A Word of Encouragement from Elizabeth Rice Handford
Unusual request. What was behind it, I wondered. “I will be tender, I promise,” I answered. “Do you want to talk about it?”
That day I did try to be extra sensitive to the feelings and needs of my little child. Of course I wanted always to be tender with my children, to be aware when one needed extra loving attention. But it isn’t always easy for a parent to find a balance between nurture and discipline, between compassion and teaching right from wrong, from meeting deadlines and avoiding chaos, while remembering the vulnerability of the child. All seven of my children deserve my deep compassion and understanding of their needs. And I tried to give it to them, even with the pressures that beset every parent. This child needed tenderness, certainly, but so did the cocky, independent child who brassily shrugs off any display of affection or emotion.
Sometimes we adults envy what we think is the care-free life of children. They don’t have to pay the bills, keep the house clean and comfortable, work long and tedious hours.

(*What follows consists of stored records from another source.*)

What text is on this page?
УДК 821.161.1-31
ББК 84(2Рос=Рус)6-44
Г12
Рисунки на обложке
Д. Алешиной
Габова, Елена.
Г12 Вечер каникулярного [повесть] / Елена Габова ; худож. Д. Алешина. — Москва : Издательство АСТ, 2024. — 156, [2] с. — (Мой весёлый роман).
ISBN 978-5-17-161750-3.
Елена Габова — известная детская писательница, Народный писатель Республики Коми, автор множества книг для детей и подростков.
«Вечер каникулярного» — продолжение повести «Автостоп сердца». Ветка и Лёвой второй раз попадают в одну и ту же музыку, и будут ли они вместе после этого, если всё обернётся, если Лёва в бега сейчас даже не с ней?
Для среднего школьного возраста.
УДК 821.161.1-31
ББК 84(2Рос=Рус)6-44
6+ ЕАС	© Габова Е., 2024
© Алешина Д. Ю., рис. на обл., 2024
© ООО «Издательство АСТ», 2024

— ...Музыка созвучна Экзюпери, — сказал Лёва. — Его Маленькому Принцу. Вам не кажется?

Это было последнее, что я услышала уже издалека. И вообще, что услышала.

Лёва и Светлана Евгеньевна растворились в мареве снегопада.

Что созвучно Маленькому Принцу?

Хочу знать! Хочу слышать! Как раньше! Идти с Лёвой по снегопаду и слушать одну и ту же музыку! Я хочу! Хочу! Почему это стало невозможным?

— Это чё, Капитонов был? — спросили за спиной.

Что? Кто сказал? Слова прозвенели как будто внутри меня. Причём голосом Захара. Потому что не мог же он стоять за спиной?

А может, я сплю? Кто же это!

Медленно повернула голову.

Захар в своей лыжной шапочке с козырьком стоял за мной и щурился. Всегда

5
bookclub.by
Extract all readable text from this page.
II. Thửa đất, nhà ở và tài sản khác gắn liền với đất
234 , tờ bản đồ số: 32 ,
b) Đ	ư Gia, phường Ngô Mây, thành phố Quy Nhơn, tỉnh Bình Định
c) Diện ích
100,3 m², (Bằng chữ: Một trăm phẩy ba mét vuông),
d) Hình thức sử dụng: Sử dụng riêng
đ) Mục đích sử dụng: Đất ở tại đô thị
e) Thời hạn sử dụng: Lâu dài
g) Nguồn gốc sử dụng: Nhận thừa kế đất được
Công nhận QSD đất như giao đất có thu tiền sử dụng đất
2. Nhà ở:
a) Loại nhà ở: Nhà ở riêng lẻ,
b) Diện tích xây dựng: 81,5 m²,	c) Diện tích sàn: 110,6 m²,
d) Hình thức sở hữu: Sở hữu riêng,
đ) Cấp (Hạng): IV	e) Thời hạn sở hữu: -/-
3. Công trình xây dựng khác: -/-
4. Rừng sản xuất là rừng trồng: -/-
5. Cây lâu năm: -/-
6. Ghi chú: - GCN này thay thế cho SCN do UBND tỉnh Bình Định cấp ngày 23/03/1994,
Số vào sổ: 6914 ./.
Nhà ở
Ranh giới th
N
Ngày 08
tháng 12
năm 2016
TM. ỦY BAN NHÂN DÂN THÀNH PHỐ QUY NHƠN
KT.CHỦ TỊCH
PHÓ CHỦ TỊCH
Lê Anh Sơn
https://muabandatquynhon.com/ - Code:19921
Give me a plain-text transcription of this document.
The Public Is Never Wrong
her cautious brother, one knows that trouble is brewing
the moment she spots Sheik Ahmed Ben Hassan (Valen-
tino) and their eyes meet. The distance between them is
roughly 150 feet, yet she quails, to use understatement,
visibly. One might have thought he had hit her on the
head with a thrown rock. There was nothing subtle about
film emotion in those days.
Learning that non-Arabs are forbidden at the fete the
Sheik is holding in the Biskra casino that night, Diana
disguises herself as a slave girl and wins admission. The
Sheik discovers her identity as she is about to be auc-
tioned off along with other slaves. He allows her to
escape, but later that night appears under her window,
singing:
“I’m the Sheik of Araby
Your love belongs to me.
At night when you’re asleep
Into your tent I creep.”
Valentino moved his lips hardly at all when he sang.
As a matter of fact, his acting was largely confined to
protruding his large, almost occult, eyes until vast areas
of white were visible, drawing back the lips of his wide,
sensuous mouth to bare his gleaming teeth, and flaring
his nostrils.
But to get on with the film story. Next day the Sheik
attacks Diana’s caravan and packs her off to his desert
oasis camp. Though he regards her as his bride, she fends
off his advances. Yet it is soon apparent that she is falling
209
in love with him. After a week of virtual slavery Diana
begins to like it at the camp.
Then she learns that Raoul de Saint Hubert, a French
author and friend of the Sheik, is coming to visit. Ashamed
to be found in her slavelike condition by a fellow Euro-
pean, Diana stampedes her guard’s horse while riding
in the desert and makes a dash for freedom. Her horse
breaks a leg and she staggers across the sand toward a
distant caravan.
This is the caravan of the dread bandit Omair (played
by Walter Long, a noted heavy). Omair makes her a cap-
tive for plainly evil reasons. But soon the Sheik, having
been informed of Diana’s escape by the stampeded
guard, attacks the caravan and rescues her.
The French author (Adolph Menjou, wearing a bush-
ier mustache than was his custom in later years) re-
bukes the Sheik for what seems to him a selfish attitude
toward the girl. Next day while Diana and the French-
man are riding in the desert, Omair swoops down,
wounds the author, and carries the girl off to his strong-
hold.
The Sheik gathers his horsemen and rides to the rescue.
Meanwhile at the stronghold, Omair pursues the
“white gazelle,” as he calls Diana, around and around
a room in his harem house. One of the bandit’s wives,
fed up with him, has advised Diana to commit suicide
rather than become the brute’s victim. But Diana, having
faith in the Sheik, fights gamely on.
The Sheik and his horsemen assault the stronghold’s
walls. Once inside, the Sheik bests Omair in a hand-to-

But their lives are not carefree.
I can remember sitting on the steps of the porch one night, looking up at the glittering stars in the Texas sky, and praying out loud, “God, you don’t know what it feels like to be a little girl nine years old and have so many problems.”
I was wrong. I knew so little about my Heavenly Father; I didn’t know how He truly felt about me. He knows all about our hearts, and loved us so much He sent Jesus to die for our sins.
The LORD is merciful and gracious,
Slow to anger, and abounding in mercy. . . .
As a father pities his children,
So the LORD pities those who fear Him.
For He knows our frame;
He remembers that we are dust. Psalm 103:8-14 nkjv
But children aren’t the only ones who need compassion and tenderness. “The mass of humanity,” said Henry David Thoreau, “lead lives of quiet desperation.”
I was reminded of this last week, when I flew from Orlando to Greenville. I changed planes in Atlanta. A young man had a wheel chair waiting at the jetway for me and whisked me, with courtesy and expertise, from one terminal to another for my connecting flight. We chatted on the way. “I grew up in Dallas,” he said. “Me, too,” I said. When we got to my departure gate, I gave him a tract I had written and a generous tip. I asked him, “Do you know the Lord Jesus?”
He answered, with tears in his voice, “Yes, yes. I couldn’t have handled the tragedies in my life without Him.”
The Atlanta airport is the busiest in the whole world, and more than than 300,000 people would move through it that Friday. How many of those, do you suppose, had a broken heart, a desperate need, an aching void?
Shouldn’t we who know Jesus show them tenderness? Shouldn’t we be alert to share the blessed Gospel at every opportunity? Don’t they deserve to know how much God loves them?
Dear God, may we Christians please show people tenderness today.